JP Morgan did not warn investors that homeowners were behind on their payments for the mortgages tied to the bonds, The Securities and Exchange Commission said Friday. And both banks failed to properly disclose their practices that allowed them to profit while investors lost millions, the SEC said.
When the real estate bubble burst, home values plunged and millions of people defaulted on their mortgages and lost their homes. Investors who bought the securities backed by mortgages lost billions.
Under the settlement announced Friday, New York-based JPMorgan is paying $296.9 million. Credit Suisse, which is based in Zurich, will pay $120 million. The banks agreed to settle the charges without admitting or denying wrongdoing. The money will go to the investors burned by the risky mortgage bonds.
Inaccurate statements by banks in packaging and selling mortgage bonds "contributed greatly to the tremendous losses suffered by investors once the U.S. housing market collapsed," Robert Khuzami, the agency's enforcement director, said in a statement.
Regulators have been targeting major financial firms for their conduct in the years preceding the 2008 crisis.
JPMorgan, the largest U.S. bank by assets, settled similar charges over mortgage securities with the SEC in June 2011 and agreed to pay $153.6 million.
Goldman Sachs & Co. agreed in July 2010 to pay $550 million to settle charges of misleading buyers of complex mortgage investment.
JPMorgan noted in a statement that the SEC accused the bank of negligence but not intentional misconduct.

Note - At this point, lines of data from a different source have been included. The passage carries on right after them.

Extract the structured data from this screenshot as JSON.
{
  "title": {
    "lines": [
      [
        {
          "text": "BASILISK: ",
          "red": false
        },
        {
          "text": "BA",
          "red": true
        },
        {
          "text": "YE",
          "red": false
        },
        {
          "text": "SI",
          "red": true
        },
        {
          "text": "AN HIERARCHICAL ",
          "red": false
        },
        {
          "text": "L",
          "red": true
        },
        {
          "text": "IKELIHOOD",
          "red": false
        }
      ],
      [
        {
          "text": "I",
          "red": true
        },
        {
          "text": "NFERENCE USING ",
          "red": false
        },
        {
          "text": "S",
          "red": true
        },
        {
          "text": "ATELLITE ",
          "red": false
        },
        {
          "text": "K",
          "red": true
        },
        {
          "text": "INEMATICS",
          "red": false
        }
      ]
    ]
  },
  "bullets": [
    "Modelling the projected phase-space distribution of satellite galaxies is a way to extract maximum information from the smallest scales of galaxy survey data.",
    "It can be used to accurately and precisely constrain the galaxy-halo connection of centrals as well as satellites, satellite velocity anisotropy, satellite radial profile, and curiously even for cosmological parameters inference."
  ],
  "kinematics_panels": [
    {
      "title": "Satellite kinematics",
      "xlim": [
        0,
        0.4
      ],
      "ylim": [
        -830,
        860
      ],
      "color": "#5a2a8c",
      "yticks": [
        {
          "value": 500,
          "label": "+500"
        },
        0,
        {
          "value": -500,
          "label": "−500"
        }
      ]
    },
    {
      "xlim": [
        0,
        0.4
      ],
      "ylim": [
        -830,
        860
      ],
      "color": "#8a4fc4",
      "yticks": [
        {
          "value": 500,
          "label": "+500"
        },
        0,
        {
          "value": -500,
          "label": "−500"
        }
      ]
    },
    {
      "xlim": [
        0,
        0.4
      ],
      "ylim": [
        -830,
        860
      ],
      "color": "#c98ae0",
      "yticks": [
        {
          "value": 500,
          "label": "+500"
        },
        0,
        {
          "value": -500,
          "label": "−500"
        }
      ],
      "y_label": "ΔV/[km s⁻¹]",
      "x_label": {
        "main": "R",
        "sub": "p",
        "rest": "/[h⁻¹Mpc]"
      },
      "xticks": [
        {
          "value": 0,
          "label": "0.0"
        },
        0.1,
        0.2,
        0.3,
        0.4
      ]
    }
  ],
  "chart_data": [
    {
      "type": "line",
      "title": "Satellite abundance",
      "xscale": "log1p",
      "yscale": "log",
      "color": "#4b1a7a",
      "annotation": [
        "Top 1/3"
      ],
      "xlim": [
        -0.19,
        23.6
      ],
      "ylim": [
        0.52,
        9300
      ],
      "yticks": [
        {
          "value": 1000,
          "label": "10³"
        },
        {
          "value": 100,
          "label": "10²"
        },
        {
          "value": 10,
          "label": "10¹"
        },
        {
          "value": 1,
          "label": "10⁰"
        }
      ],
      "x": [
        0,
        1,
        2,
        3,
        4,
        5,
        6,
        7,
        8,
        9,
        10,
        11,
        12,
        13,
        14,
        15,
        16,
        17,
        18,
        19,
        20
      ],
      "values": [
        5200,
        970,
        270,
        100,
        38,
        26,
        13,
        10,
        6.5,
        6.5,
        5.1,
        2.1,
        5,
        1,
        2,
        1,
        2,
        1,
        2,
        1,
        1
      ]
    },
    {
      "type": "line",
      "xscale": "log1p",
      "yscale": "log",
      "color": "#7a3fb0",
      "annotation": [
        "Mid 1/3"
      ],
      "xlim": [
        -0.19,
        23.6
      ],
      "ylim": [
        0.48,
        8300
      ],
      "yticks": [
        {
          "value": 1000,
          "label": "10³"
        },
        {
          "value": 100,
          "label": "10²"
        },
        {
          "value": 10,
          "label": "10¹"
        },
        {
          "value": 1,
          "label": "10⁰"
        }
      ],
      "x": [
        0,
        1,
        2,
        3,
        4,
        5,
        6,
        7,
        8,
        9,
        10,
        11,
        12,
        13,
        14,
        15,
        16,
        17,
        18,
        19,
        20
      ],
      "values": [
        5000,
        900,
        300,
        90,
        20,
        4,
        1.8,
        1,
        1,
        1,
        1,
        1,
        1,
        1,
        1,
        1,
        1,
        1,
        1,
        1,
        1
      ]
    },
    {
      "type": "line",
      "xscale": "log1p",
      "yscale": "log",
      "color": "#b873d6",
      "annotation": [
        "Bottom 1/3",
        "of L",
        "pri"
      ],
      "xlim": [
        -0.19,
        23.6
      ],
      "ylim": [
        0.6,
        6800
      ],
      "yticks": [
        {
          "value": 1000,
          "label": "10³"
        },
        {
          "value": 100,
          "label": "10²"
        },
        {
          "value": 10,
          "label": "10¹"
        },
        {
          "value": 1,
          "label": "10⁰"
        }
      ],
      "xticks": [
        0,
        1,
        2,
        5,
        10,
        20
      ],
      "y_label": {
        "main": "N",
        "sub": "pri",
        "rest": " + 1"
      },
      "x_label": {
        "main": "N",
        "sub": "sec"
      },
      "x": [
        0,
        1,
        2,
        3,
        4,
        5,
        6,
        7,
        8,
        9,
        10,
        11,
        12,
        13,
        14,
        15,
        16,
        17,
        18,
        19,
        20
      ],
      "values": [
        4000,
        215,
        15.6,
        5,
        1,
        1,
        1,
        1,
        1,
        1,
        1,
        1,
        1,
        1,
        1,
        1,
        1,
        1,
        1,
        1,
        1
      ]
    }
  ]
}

"J.P. Morgan is pleased to have reached agreement with the SEC to put these matters ... behind it," the statement said.
The SEC's allegations against JPMorgan Chase & Co. included risky mortgage bonds sold by Bear Stearns. JPMorgan bought Bear Stearns when it was on the verge of collapsing in March 2008, six months before the peak of the crisis.
Credit Suisse Group AG, Switzerland's second-largest bank, also noted the SEC's allegation of negligence rather than intentional misconduct.
"Credit Suisse is pleased that it was able to resolve these investigations with the SEC," the bank said in a statement.